Someone asked me this question and I found I could not answer it even after spending some time re-reading my college textbooks. Specifically, here is the definition of co-NP in many text books:
Definition 1
"a problem A is in co-NP if and only if there is a polynomial time procedure V (·, ·) and a polynomial bound p() such that x ∈ A if and only if ∀y : |y| ≤ p(|x|), V (x, y) = 1"
Doesn't this mean that if A is in co-NP, then it MUST have a certificate (because every y would be a certificate) and therefore, A is also in NP?
With some thoughts, I am not sure the above definition is correct.
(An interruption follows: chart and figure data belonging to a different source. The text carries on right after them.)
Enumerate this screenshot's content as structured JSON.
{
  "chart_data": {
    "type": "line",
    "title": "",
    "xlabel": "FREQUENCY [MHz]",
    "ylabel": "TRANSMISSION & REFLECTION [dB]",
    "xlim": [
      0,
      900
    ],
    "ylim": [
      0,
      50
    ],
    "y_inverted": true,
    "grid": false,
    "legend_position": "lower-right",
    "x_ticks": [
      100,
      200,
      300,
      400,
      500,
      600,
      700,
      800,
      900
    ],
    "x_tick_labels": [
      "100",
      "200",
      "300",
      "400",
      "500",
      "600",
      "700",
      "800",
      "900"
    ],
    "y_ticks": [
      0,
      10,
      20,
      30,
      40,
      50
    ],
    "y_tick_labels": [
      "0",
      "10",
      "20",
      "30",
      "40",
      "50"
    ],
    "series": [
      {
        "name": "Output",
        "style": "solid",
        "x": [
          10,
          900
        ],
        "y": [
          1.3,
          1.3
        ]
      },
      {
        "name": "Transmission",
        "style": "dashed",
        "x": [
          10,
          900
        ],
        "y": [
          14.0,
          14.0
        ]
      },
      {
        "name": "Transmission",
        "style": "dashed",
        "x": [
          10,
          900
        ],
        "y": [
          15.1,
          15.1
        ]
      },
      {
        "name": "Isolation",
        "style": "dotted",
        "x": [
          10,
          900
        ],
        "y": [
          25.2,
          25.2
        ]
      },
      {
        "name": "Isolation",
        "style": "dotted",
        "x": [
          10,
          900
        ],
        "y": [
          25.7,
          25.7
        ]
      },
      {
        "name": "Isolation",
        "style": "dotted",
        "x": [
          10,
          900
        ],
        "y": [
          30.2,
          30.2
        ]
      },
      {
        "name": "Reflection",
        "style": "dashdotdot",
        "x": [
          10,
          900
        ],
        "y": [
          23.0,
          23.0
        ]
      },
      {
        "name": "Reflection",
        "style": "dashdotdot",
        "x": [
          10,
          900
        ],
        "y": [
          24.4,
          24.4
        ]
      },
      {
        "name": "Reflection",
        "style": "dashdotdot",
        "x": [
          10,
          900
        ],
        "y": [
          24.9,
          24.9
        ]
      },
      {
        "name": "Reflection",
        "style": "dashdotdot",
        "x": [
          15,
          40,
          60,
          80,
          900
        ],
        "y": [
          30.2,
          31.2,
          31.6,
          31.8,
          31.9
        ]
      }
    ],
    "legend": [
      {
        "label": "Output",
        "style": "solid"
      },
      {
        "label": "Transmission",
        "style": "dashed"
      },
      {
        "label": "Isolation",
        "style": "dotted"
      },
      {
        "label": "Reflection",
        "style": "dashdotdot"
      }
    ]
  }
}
Given the following definition of NP:
Definition 2
"a decision problem A is in NP if and only if there is a polynomial time
procedure V (·, ·) and a polynomial time bound p() such that x ∈ A if and only if ∃y.|y| ≤ p(|x|) ∧ V (x, y) = 1"
The straightforward definition for co-NP seems to be:
Definition 3
"a decision problem A is in co-NP if and only if there is a polynomial time bound p() such that x ∈ A if and only if ∀y : |y| ≤ p(|x|) there does NOT exist a polynomial time procedure V(.,.) such that V (x, y) = 1"
However, Definition 3 is not equivalent to Definition 1, because V(.,.) can be undecidable. Am I missing anything? Thanks!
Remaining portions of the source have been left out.